Mr Whybrow said being found naked “might reasonably be described as a potential career-limiting or career-ending moment for somebody who has ambitions to be a politician”.

He said Ms Higgins’ decision to tell her story in the media, before she reactivated her police complaint in February 2021, was a “sliding doors moment”.

“If only they (the people around her) had said ‘this is an important story, but you should go to the police first … If that had happened, we wouldn’t be here … We would not have had what appears to have been a virus of madness that spread amongst everybody from politicians to journalists, where sub-judice just went out the window, where the rights of the individual ceased to exist,” Mr Whybrow said.

He said The Project interview was “like a large stone in a pond and ripples spread out” and that a month later, on March 15, 2021, Ms Higgins was “standing outside Parliament House giving a speech at a March for Justice rally in which she says amongst other things ‘I was raped in that building’”.

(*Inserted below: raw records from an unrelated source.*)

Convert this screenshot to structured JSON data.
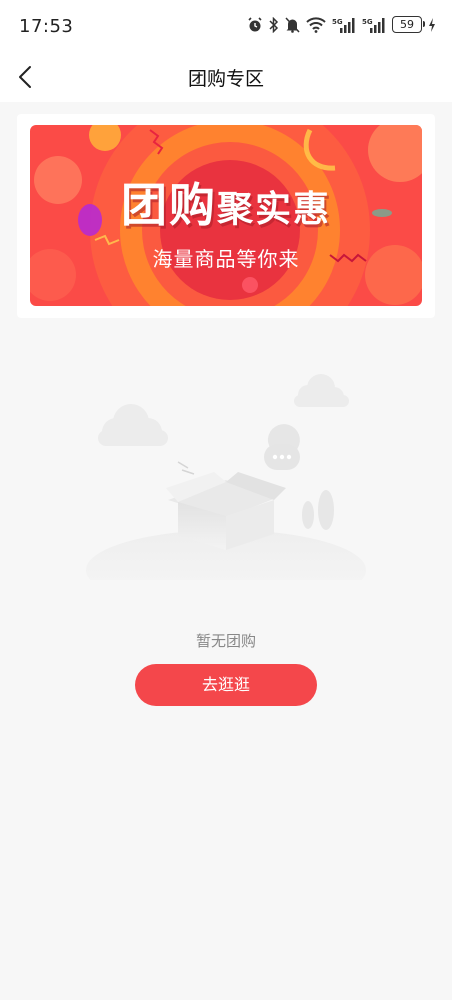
{
  "status_bar": {
    "time": "17:53",
    "battery": "59",
    "icons": [
      "alarm-icon",
      "bluetooth-icon",
      "mute-icon",
      "wifi-icon",
      "signal-5g-icon",
      "signal-5g-icon",
      "battery-icon",
      "charging-icon"
    ]
  },
  "nav": {
    "title": "团购专区",
    "back_icon": "back-arrow-icon"
  },
  "banner": {
    "headline_part1": "团购",
    "headline_part2": "聚实惠",
    "subtitle": "海量商品等你来"
  },
  "empty_state": {
    "illustration": "empty-box-illustration",
    "message": "暂无团购",
    "button_label": "去逛逛"
  },
  "colors": {
    "accent": "#f4474b",
    "banner_bg": "#fb4b47",
    "page_bg": "#f7f7f7"
  }
}
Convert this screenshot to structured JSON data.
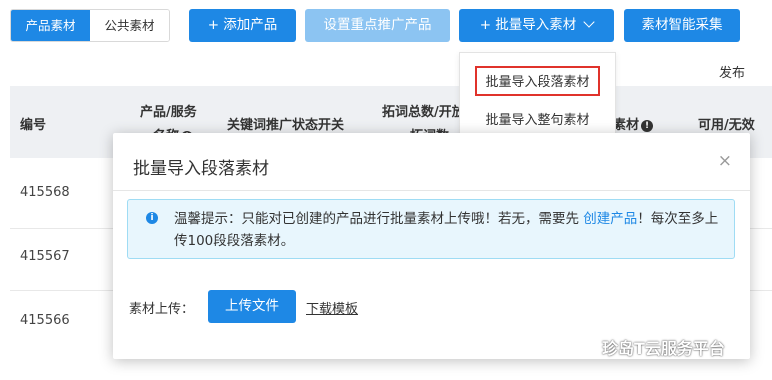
{
  "toolbar": {
    "tab_product_material": "产品素材",
    "tab_public_material": "公共素材",
    "add_product": "+ 添加产品",
    "set_key_promotion": "设置重点推广产品",
    "batch_import": "+ 批量导入素材",
    "smart_collect": "素材智能采集"
  },
  "dropdown": {
    "item_paragraph": "批量导入段落素材",
    "item_sentence": "批量导入整句素材"
  },
  "publish_label": "发布",
  "table": {
    "col_id": "编号",
    "col_product_line1": "产品/服务",
    "col_product_line2": "名称",
    "col_keyword_switch": "关键词推广状态开关",
    "col_expand_line1": "拓词总数/开放",
    "col_expand_line2": "拓词数",
    "col_material": "素材",
    "col_available": "可用/无效",
    "rows": [
      {
        "id": "415568"
      },
      {
        "id": "415567"
      },
      {
        "id": "415566"
      }
    ]
  },
  "modal": {
    "title": "批量导入段落素材",
    "close": "×",
    "alert_prefix": "温馨提示：只能对已创建的产品进行批量素材上传哦！若无，需要先 ",
    "alert_link": "创建产品",
    "alert_suffix": "！每次至多上传100段段落素材。",
    "upload_label": "素材上传：",
    "upload_button": "上传文件",
    "download_template": "下载模板"
  },
  "watermark": {
    "text": "珍岛T云服务平台"
  }
}
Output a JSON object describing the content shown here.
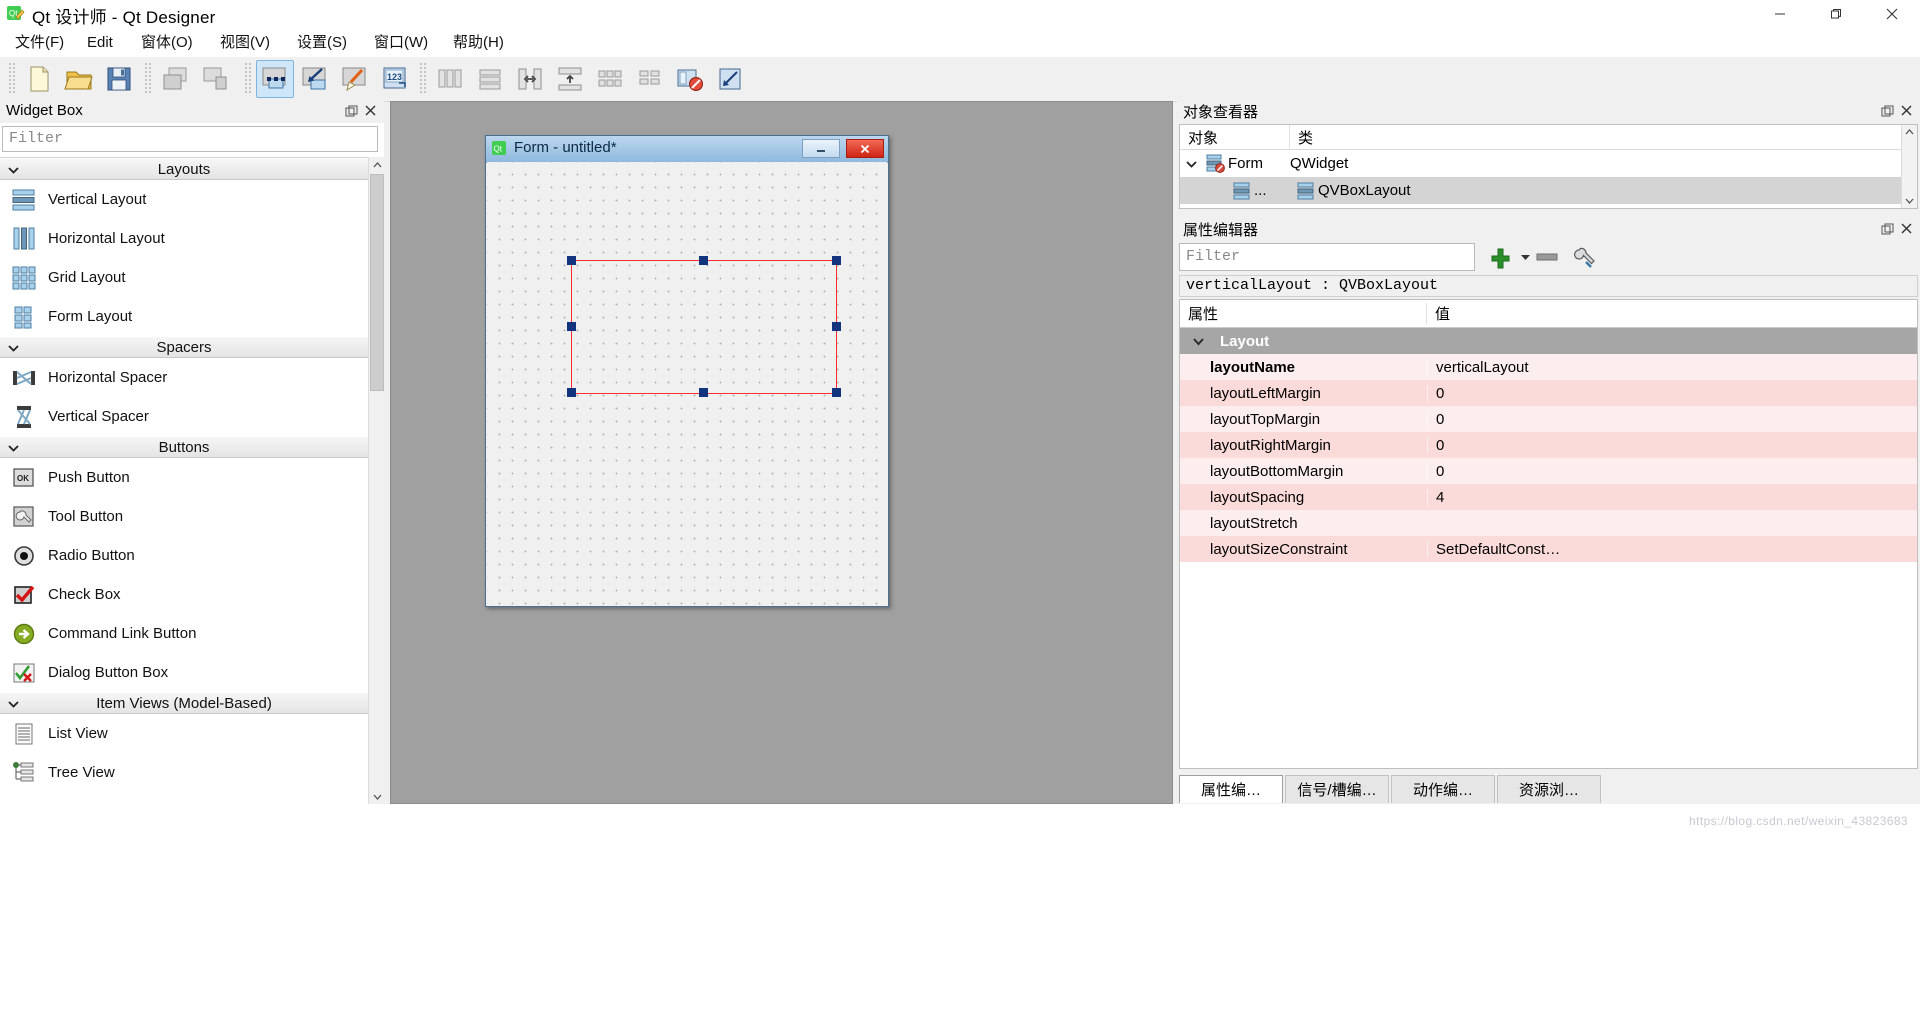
{
  "window": {
    "title": "Qt 设计师 - Qt Designer",
    "app_icon": "qt-designer-icon",
    "minimize_label": "minimize-icon",
    "maximize_label": "restore-icon",
    "close_label": "close-icon"
  },
  "menubar": {
    "items": [
      {
        "label": "文件(F)",
        "name": "menu-file"
      },
      {
        "label": "Edit",
        "name": "menu-edit"
      },
      {
        "label": "窗体(O)",
        "name": "menu-form"
      },
      {
        "label": "视图(V)",
        "name": "menu-view"
      },
      {
        "label": "设置(S)",
        "name": "menu-settings"
      },
      {
        "label": "窗口(W)",
        "name": "menu-window"
      },
      {
        "label": "帮助(H)",
        "name": "menu-help"
      }
    ]
  },
  "toolbar": {
    "groups": [
      {
        "name": "file-group",
        "buttons": [
          {
            "name": "new-form-button",
            "icon": "new-document-icon",
            "active": false
          },
          {
            "name": "open-form-button",
            "icon": "open-folder-icon",
            "active": false
          },
          {
            "name": "save-form-button",
            "icon": "floppy-save-icon",
            "active": false
          }
        ]
      },
      {
        "name": "undo-group",
        "buttons": [
          {
            "name": "undo-button",
            "icon": "undo-stack-icon",
            "active": false
          },
          {
            "name": "redo-button",
            "icon": "redo-stack-icon",
            "active": false
          }
        ]
      },
      {
        "name": "mode-group",
        "buttons": [
          {
            "name": "edit-widgets-button",
            "icon": "edit-widgets-icon",
            "active": true
          },
          {
            "name": "edit-signals-slots-button",
            "icon": "signals-slots-icon",
            "active": false
          },
          {
            "name": "edit-buddies-button",
            "icon": "buddy-edit-icon",
            "active": false
          },
          {
            "name": "edit-tab-order-button",
            "icon": "tab-order-123-icon",
            "active": false
          }
        ]
      },
      {
        "name": "layout-group",
        "buttons": [
          {
            "name": "layout-horizontally-button",
            "icon": "layout-horizontal-icon",
            "active": false
          },
          {
            "name": "layout-vertically-button",
            "icon": "layout-vertical-icon",
            "active": false
          },
          {
            "name": "layout-splitter-horizontal-button",
            "icon": "splitter-horizontal-icon",
            "active": false
          },
          {
            "name": "layout-splitter-vertical-button",
            "icon": "splitter-vertical-icon",
            "active": false
          },
          {
            "name": "layout-grid-button",
            "icon": "layout-grid-icon",
            "active": false
          },
          {
            "name": "layout-form-button",
            "icon": "layout-form-icon",
            "active": false
          },
          {
            "name": "break-layout-button",
            "icon": "break-layout-icon",
            "active": false
          },
          {
            "name": "adjust-size-button",
            "icon": "adjust-size-icon",
            "active": false
          }
        ]
      }
    ]
  },
  "widget_box": {
    "title": "Widget Box",
    "float_icon": "undock-icon",
    "close_icon": "close-icon",
    "filter_placeholder": "Filter",
    "sections": [
      {
        "name": "layouts",
        "label": "Layouts",
        "expanded": true,
        "items": [
          {
            "label": "Vertical Layout",
            "icon": "vertical-layout-icon"
          },
          {
            "label": "Horizontal Layout",
            "icon": "horizontal-layout-icon"
          },
          {
            "label": "Grid Layout",
            "icon": "grid-layout-icon"
          },
          {
            "label": "Form Layout",
            "icon": "form-layout-icon"
          }
        ]
      },
      {
        "name": "spacers",
        "label": "Spacers",
        "expanded": true,
        "items": [
          {
            "label": "Horizontal Spacer",
            "icon": "horizontal-spacer-icon"
          },
          {
            "label": "Vertical Spacer",
            "icon": "vertical-spacer-icon"
          }
        ]
      },
      {
        "name": "buttons",
        "label": "Buttons",
        "expanded": true,
        "items": [
          {
            "label": "Push Button",
            "icon": "push-button-icon"
          },
          {
            "label": "Tool Button",
            "icon": "tool-button-icon"
          },
          {
            "label": "Radio Button",
            "icon": "radio-button-icon"
          },
          {
            "label": "Check Box",
            "icon": "check-box-icon"
          },
          {
            "label": "Command Link Button",
            "icon": "command-link-icon"
          },
          {
            "label": "Dialog Button Box",
            "icon": "dialog-button-box-icon"
          }
        ]
      },
      {
        "name": "item-views",
        "label": "Item Views (Model-Based)",
        "expanded": true,
        "items": [
          {
            "label": "List View",
            "icon": "list-view-icon"
          },
          {
            "label": "Tree View",
            "icon": "tree-view-icon"
          }
        ]
      }
    ]
  },
  "form_window": {
    "title": "Form - untitled*",
    "icon": "qt-form-icon",
    "minimize_label": "minimize-icon",
    "close_label": "close-icon",
    "selection": {
      "name": "selected-widget",
      "handles": 8
    }
  },
  "object_inspector": {
    "title": "对象查看器",
    "float_icon": "undock-icon",
    "close_icon": "close-icon",
    "columns": [
      "对象",
      "类"
    ],
    "rows": [
      {
        "name": "Form",
        "class": "QWidget",
        "icon": "form-widget-icon",
        "expanded": true,
        "selected": false,
        "depth": 0
      },
      {
        "name": "...",
        "class": "QVBoxLayout",
        "icon": "vbox-layout-icon",
        "expanded": false,
        "selected": true,
        "depth": 1
      }
    ]
  },
  "property_editor": {
    "title": "属性编辑器",
    "float_icon": "undock-icon",
    "close_icon": "close-icon",
    "filter_placeholder": "Filter",
    "add_icon": "plus-icon",
    "remove_icon": "minus-icon",
    "configure_icon": "wrench-icon",
    "object_line": "verticalLayout : QVBoxLayout",
    "columns": [
      "属性",
      "值"
    ],
    "group": {
      "label": "Layout",
      "expanded": true
    },
    "rows": [
      {
        "key": "layoutName",
        "value": "verticalLayout",
        "bold": true
      },
      {
        "key": "layoutLeftMargin",
        "value": "0",
        "bold": false
      },
      {
        "key": "layoutTopMargin",
        "value": "0",
        "bold": false
      },
      {
        "key": "layoutRightMargin",
        "value": "0",
        "bold": false
      },
      {
        "key": "layoutBottomMargin",
        "value": "0",
        "bold": false
      },
      {
        "key": "layoutSpacing",
        "value": "4",
        "bold": false
      },
      {
        "key": "layoutStretch",
        "value": "",
        "bold": false
      },
      {
        "key": "layoutSizeConstraint",
        "value": "SetDefaultConst…",
        "bold": false
      }
    ],
    "tabs": [
      {
        "label": "属性编…",
        "active": true,
        "name": "tab-property-editor"
      },
      {
        "label": "信号/槽编…",
        "active": false,
        "name": "tab-signal-slot-editor"
      },
      {
        "label": "动作编…",
        "active": false,
        "name": "tab-action-editor"
      },
      {
        "label": "资源浏…",
        "active": false,
        "name": "tab-resource-browser"
      }
    ]
  },
  "watermark": "https://blog.csdn.net/weixin_43823683",
  "colors": {
    "accent": "#cfe6f9",
    "selection_red": "#ff2d2d",
    "handle_blue": "#12347f",
    "property_row_odd": "#fbdada",
    "property_row_even": "#fceeee",
    "group_header": "#a6a6a6",
    "canvas": "#a0a0a0"
  }
}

“And since then, people have been hiding behind throwaway phrases like due process and the presumption of innocence,” Mr Whybrow added.

Ms Wilkinson’s barrister, Sue Chrysanthou SC, responded on Friday afternoon, saying Mr Lehrmann could not blame her client for “all his woes”.

She said even if The Project interview had never aired, ­reporter Samantha Maiden’s ­article on the same topic would have been published at 8am on February 15, 2021, on news.com.au, and Ms Higgins would have still given a speech at the March 4 Justice rally in 2021, and “done everything else she went on to do”.

“It is a revision of history, with respect, to lay it, at our feet, the respondents, all of the woes that Mr Lehrmann suffered … It’s just not correct,” she said.

Mr Whybrow told the court his client would forever be “the person who raped Brittany Higgins”.

Justice Lee reserved his decision for a later date.